Another big loss to Creighton followed up with an overtime game on the road, things look like deja vu a bit on the Main Line, and surely fans are hoping for some of that against St. John's. The Wildcats took the first end of this home-and-home 74-67 at Madison Square Garden.
Now, with the Johnnies surging and winning six in a row as well as nine of their last ten, this is a different look from the team that Villanova saw in Manhattan. What can the 'Cats expect at the Pavilion this weekend? Norman (Pico) from SB Nation's Rumble in the Garden answered some questions to help us out (with bonus coverage of the steamy race at the top of the Division III UAA).
We answered some questions from Rumble as well, that you can read over there.
What has gotten into St. John's lately that has them knocking on the NCAA bubble?
Better defense, with the Red Storm going man-to-man more often, using quick feet and quick hands to pester defenders. Better confidence, with JaKarr Sampson able to hit those low-ish percentage long two-point shots he takes. Rysheed Jordan's solid play and ability to get into the paint and make passes that make JaKarr Sampson and Chris Obekpa better.
How bad is the loss of Chris Obekpa for two weeks for the Johnnies?
We'll know during the Villanova game. The loss means the team has less depth inside. Sure, Obekpa's known for his shot blocking. But the team has a number of shot blockers who can protect the rim. The real loss might be offensively; Obekpa has become a relative force in the paint, active around the rim and looking for passes and putbacks. The Johnnies shot selection outside of Obekpa tends to drift from the basket to the first open shot. Will they get jump shot happy against Nova's length and defense?
How did St. John's manage a win over Creighton where Villanova couldn't? What is the secret for holding the Jays scoring in the 60s?
Nathan's hot dogs.
It's really the ability to extend the defense and be disruptive. The Johnnies have enough length to make Doug McDermott work for his shots - not just receive a pass in the right position to take a shot or back down a defender. And the defense affected the Creighton guards as well; their timing was off.

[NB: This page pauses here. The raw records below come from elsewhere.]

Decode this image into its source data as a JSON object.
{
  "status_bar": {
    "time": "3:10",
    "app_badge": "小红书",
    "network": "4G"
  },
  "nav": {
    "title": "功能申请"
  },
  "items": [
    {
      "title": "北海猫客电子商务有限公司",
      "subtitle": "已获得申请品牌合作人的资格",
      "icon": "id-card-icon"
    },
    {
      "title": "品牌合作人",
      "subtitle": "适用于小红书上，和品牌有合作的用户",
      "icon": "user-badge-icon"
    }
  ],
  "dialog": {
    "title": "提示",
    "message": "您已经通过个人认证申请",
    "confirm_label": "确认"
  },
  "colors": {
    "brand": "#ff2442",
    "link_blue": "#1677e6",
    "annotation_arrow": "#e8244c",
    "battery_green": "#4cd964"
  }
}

Now that the Johnnies are back in the picture for an NCAA bid, what do you think the ceiling is for this team?
The ceiling could be a Big East Tournament championship. I mean, any team's ceiling is a national championship, so we can go with that. Realistically, I think the Johnnies - provided there are no more injuries and no team comes up with a magic formula to confuse them - can be a Sweet Sixteen team.
Nearing the end of season-one of the new Big East, how do you think the league is working out? Do you buy Ken Pomeroy's claim that the conference is comparable to the old Big East?
The league itself is good. Scheduling, mobile app options need some work so fans can actually see the entire game (did the first 40 minutes of St. John's/ Butler even happen?). I am looking at Pomeroy's claim now and I'm a little surprised. I think that's not true. The league has teams that hoops connoisseurs can love in Creighton and Villanova, but not the Big Names of Louisville and Syracuse (and maybe Pitt). The bad programs would weigh the league down, but does that matter in a conference? People's perceptions on a conference's strength is focused on the top of the league and the legit challengers. By Pomeroy's numbers, St. John's is the only real challenger to Nova/ Creighton. The new configuration has less of a filthy bottom, but also less of a creamy middle.
Bonus question: Can WashU go undefeated in UAA play? Are they a legitimate contender in the DIII Tourney?
Yes, and yes. Well, yes and I'm not sure. I haven't seen enough of the Bears, but I think they need to be more dominant for longer on defense and not let teams hang on for a half. They're also a bit paint-oriented and mechanical, and one wonders if a dominant D-III big man could end their season.